Members of the North Charlotte-Concord chapter of 40+ Double Dutch Club get in a workout. The club, North Carolina’s first, started in 2019 and gives members a platform to support each other emotionally along with physical fitness.

A children’s game is helping midlife women navigate the responsibilities of adulthood.

The 40+ Double Dutch Club is a national group of Black women who jump with a mission of inspiring friendship, fitness, and fellowship. The club gives members a break from adulting and empowers them emotionally along with physical fitness.

“You come to this midlife awareness that you’re giving so much of yourself to everyone else and your cup is left empty for you,” said Michelle Joshua, who is the 40+ DDC captain for the North Charlotte-Concord chapter.

Joshua started the chapter in 2019 as the first in North Carolina. Now there are seven: Clayton/Garner, Raleigh/Durham, Greensboro, Fayetteville, and Wilson. There’s also one in South Charlotte.

Double Dutch is played with two people turning two large ropes in opposite directions while one or more jumpers hop simultaneously in the middle. The game’s history in the U.S. can be traced to Dutch immigrants who arrived in New York City.

According to the New York-based National Double Dutch League, the modern game was developed in 1973 when New York City police Detectives David Walkers and Ulysses Williams created rules that gave children in predominantly Black neighborhoods an opportunity to compete in a team sport with their own rhymes and creative moves.  

The 40+ DDC was started in 2016 in Chicago by Pamela Robinson and her best friend Catrina Dyer-Taylor.

Robinson was inspired to start the club after going through a depression and what people call a “midlife crisis.”

“My marriage was coming to an end,” Robinson said. “My kids were grown up and they didn’t need me the same way they did when they were growing up, volunteering at their schools, and helping with homework. Things had changed. I needed to find a happy place.”

Robinson decided to become more intentional about jumping, which quickly turned into a major phenomenon with more women of color who were going through similar experiences joining her.  

The group is a sisterhood and safe space for women 40 and older to support them through a time in their lives when transitions are taking place, whether it’s menopause, divorce, supporting adult children or aging parents. Women this age are often so busy catering to other people they put care for themselves last.

Membership is easy – just buy a T-shirt through the organization that displays your name and your age.

The Charlotte chapter consists of more than 100 women. The youngest member is 42, and the oldest is 83.  

If you have two left feet, that’s OK. They will teach you how to jump.  “Double Dutch is not hard at all,” Joshua said. “The key to Double Dutch is coordination between three people – the two turners and the jumper. Good turners will adjust to the jumper’s speed and skill.”

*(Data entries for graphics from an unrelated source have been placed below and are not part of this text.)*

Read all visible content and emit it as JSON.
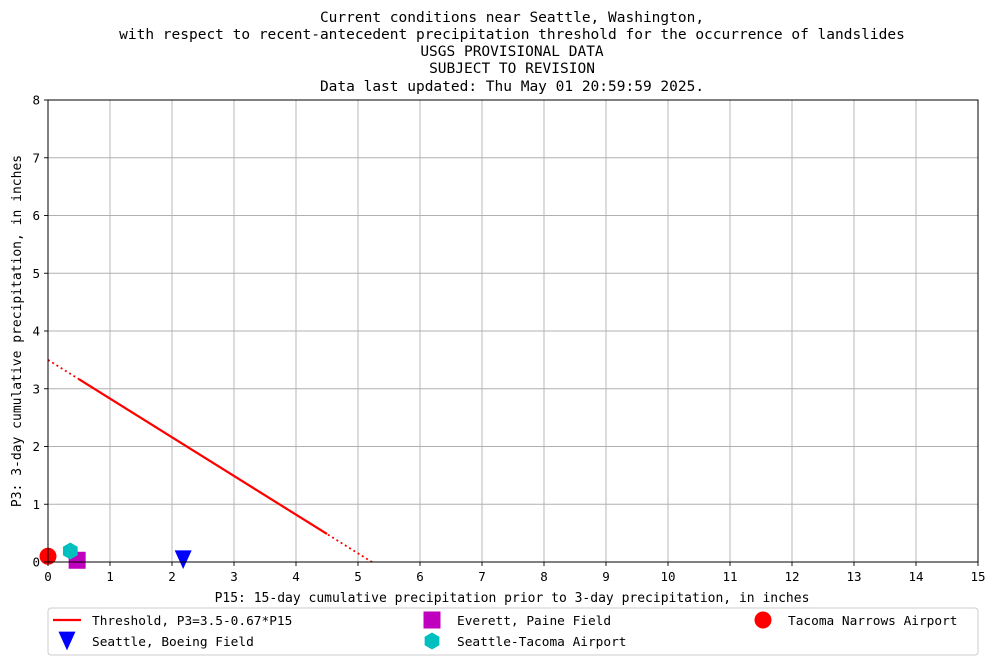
{
  "chart_data": {
    "type": "scatter",
    "title_lines": [
      "Current conditions near Seattle, Washington,",
      "with respect to recent-antecedent precipitation threshold for the occurrence of landslides",
      "USGS PROVISIONAL DATA",
      "SUBJECT TO REVISION",
      "Data last updated: Thu May 01 20:59:59 2025."
    ],
    "xlabel": "P15: 15-day cumulative precipitation prior to 3-day precipitation, in inches",
    "ylabel": "P3: 3-day cumulative precipitation, in inches",
    "xlim": [
      0,
      15
    ],
    "ylim": [
      0,
      8
    ],
    "xticks": [
      "0",
      "1",
      "2",
      "3",
      "4",
      "5",
      "6",
      "7",
      "8",
      "9",
      "10",
      "11",
      "12",
      "13",
      "14",
      "15"
    ],
    "yticks": [
      "0",
      "1",
      "2",
      "3",
      "4",
      "5",
      "6",
      "7",
      "8"
    ],
    "grid": true,
    "legend_position": "below",
    "threshold": {
      "name": "Threshold, P3=3.5-0.67*P15",
      "intercept": 3.5,
      "slope": -0.67,
      "solid_range": [
        0.5,
        4.5
      ],
      "color": "#ff0000"
    },
    "series": [
      {
        "name": "Seattle, Boeing Field",
        "marker": "triangle-down",
        "color": "#0000ff",
        "x": [
          2.18
        ],
        "y": [
          0.04
        ]
      },
      {
        "name": "Everett, Paine Field",
        "marker": "square",
        "color": "#bf00bf",
        "x": [
          0.47
        ],
        "y": [
          0.03
        ]
      },
      {
        "name": "Seattle-Tacoma Airport",
        "marker": "hexagon",
        "color": "#00bfbf",
        "x": [
          0.36
        ],
        "y": [
          0.19
        ]
      },
      {
        "name": "Tacoma Narrows Airport",
        "marker": "circle",
        "color": "#ff0000",
        "x": [
          0.0
        ],
        "y": [
          0.1
        ]
      }
    ]
  }
}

As a certified Double Dutch aerobics instructor, Joshua insists she can teach anyone the game in 60 seconds.

“I can teach anyone as long as you can jump up and down and get your feet up off the ground at least two to three inches,” she said.

Not only do members jump, they play other childhood favorites such as hula hoop, lemon ball, tinkling sticks, jacks, African hopscotch, and hand games – think Rock Paper Scissors.
Although Double Dutch has long been a staple in the Black community, most young people aren’t familiar with it.

“I think that the generations now, I don’t think they really know about Double Dutch,” said Pleasant, 39, a member of the South End chapter. “Growing up, we were out until the streetlights came on and didn’t want to go in after that. We would be outside; we would jump rope even if we didn’t have somebody. We would tie the rope to the end of a tree.”

After going years without jumping, Pleasant had to relearn skills. She joined the club about two months ago and enjoys the camaraderie.

“I joined the Double Dutch club for fellowship and just to have fun and just for sisterhood,” she said. “It’s an exercise.”  

Jumping Double Dutch improves strength, brain, and heart health, as well as coordination, balance, and burn calories.

One way the club supports its members is by gathering for a prayer circle in which they share their needs or announce good news. The local chapter also does community outreach through food drives, donating to shelters and the No Sister Left Behind program, in which members provide financial assistance to peers who are having an emotional, spiritual, or financial hardship.

“My goal is to encourage women to just take that hour and a half, one day a week and come out to double Dutch,” said Joshua the club’s regional delegate and wellness ambassador for North Carolina and South Carolina.  “It’s more than just jumping. It’s more than just line dancing. It’s more than just hula hooping and hopscotch. It’s a way to fellowship with other women.”

The North Charlotte-Concord chapter meets on Sundays from 2:30-4 p.m. at the Rowan Cabarrus YMCA. The South Charlotte chapter meets on Sundays from 2-3:30 p.m. at Providence Road Church of Christ.

The 40+ DDC will host events Aug. 5-6 for the community.